Mai come ora, la tecnologia ha mutato le modalità con cui gli individui stabiliscono relazioni. Molti dicono che l’avvento del virtuale rappresenta il declino del vivere in società; a me viene in mente l’atto del gettare semi sulla terra, la terra che fa germogliare. Ogni terra raccoglie semi e fa germogliare frutti, basta seminare con attenzione.

Mi interessano le cose degli uomini in tutte le loro forme; la vita in società , lo sforzo per il diritto, il valore della politica, la lotta per l’eticità prima che per il diritto. Interessi che mi hanno avvicinato alla Filosofia.

Al 4° anno di studi della facoltà di Filosofia, preso da una crisi di senso, decido di interrompere gli studi nonostante il buon percorso universitario. Per caso approdo all’informatica. La prima volta che ho incontrato un cliente non sapevo se la fattura fosse un documento emesso dal venditore o dall’acquirente. Sono stati anni “di studio matto e disperatissimo” segnato da successi ed anche fallimenti. Ho mescolato spesso le “cose” imparate sui banchi dell’università con le pratiche della tecnologia. Quelle “cose” , inadeguate rispetto alla professione che svolgevo, hanno dimostrato la loro utilità nei passaggi più difficili, nelle strettoie del mio percorso umano e professionale. Hanno aperto prospettive, hanno aggiunto pensiero laterale.

Quando si comincia un’opera oppure quando è richiesto sforzo intellettuale per rialzarsi dopo una crisi professionale o umana non solo è necessario ricorrere a tutte le energie disponibili.
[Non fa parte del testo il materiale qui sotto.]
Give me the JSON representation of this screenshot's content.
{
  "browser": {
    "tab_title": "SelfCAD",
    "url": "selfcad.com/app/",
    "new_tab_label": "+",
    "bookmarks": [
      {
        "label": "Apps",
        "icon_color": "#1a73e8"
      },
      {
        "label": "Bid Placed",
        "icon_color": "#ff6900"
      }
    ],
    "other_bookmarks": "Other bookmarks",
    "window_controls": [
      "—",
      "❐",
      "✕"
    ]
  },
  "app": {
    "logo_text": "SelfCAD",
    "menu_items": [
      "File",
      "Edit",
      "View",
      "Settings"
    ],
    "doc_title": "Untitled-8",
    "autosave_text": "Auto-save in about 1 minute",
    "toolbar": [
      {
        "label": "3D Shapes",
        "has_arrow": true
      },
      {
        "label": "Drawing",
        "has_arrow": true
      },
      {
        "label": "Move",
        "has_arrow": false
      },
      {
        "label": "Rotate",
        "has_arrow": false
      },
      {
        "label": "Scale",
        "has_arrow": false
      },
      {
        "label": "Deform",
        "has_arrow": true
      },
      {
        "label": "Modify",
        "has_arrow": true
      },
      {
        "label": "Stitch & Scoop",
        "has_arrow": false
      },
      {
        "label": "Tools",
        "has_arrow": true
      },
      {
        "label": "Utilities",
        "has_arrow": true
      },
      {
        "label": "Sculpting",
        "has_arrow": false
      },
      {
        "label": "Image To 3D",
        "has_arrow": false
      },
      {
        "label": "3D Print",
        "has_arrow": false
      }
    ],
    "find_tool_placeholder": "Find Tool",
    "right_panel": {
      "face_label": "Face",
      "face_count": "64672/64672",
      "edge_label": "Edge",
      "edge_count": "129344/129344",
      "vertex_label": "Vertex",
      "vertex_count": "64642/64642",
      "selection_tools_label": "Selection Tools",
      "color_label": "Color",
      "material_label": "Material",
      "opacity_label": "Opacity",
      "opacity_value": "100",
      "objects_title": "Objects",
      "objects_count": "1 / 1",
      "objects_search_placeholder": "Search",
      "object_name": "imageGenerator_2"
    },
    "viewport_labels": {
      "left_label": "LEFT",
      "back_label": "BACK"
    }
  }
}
E’ richiesta anche una disposizione al cambiamento, un allenamento ad osservare la realtà secondo prospettive nuove, diverse rispetto al passato.

Siamo in un momento di “passaggio”. Sono indispensabili approcci che rompano le prospettive con cui siamo abituati a guardare la realtà. Ecco che, quelle “cose” imparate tra i banchi di quella inadeguata facoltà universitaria, spesso mi arrivano in soccorso.

Per chi fa impresa è giunto il momento di “contaminare” gli approcci delle discipline “scientifiche” del Business (economia e management) con altri approcci provenienti da altre scienze.

A me piace usare la Filosofia,

che non è il luogo in cui si offrono soluzioni ma, piuttosto, un luogo in cui si problematizza l’ovvio. Anzi, il compito della filosofia è proprio una problematizzazione di quello che mediamente viene pensato: si tratta, in buona sostanza, di un atteggiamento critico. E la parola critica da dove viene? Viene dal verbo greco krino, che vuol dire « giudico». È evidente, infatti, che la problematizzazione dell’ ovvio mette in crisi la cosiddetta opinione diffusa, perché questa è ­generalmente un dettato ipnotico, una sorta di accettazione incondizionata dell’ esistente; mentre, al contrario, la storia va avanti a colpi di problematizzazione dell’ esistente. Sotto questo profilo la filosofia deve essere il luogo dell’inquietudine, cosa ben diversa, naturalmente, dal luogo delle risposte rassicuranti. ” (Galimberti-Alloni Il viandante della filosofia).

Siamo distanti dai luoghi del problem solving. Nei momenti di passaggio le discipline del problem solving non danno risposta. I parametri sono stravolti, gli strumenti che fino ad ieri abbiamo usato sono inadeguate, la nostra lingua non riesce a trovare le parole per raccontare la realtà.

Non sono necessarie risposte a problemi, servono nuove domande, nuove categorie interpretative.

E’ necessaria ricerca.

E sappiamo che che la ricerca non risolve problemi, ne crea di nuovi.

E’ giunto il momento di porre problemi.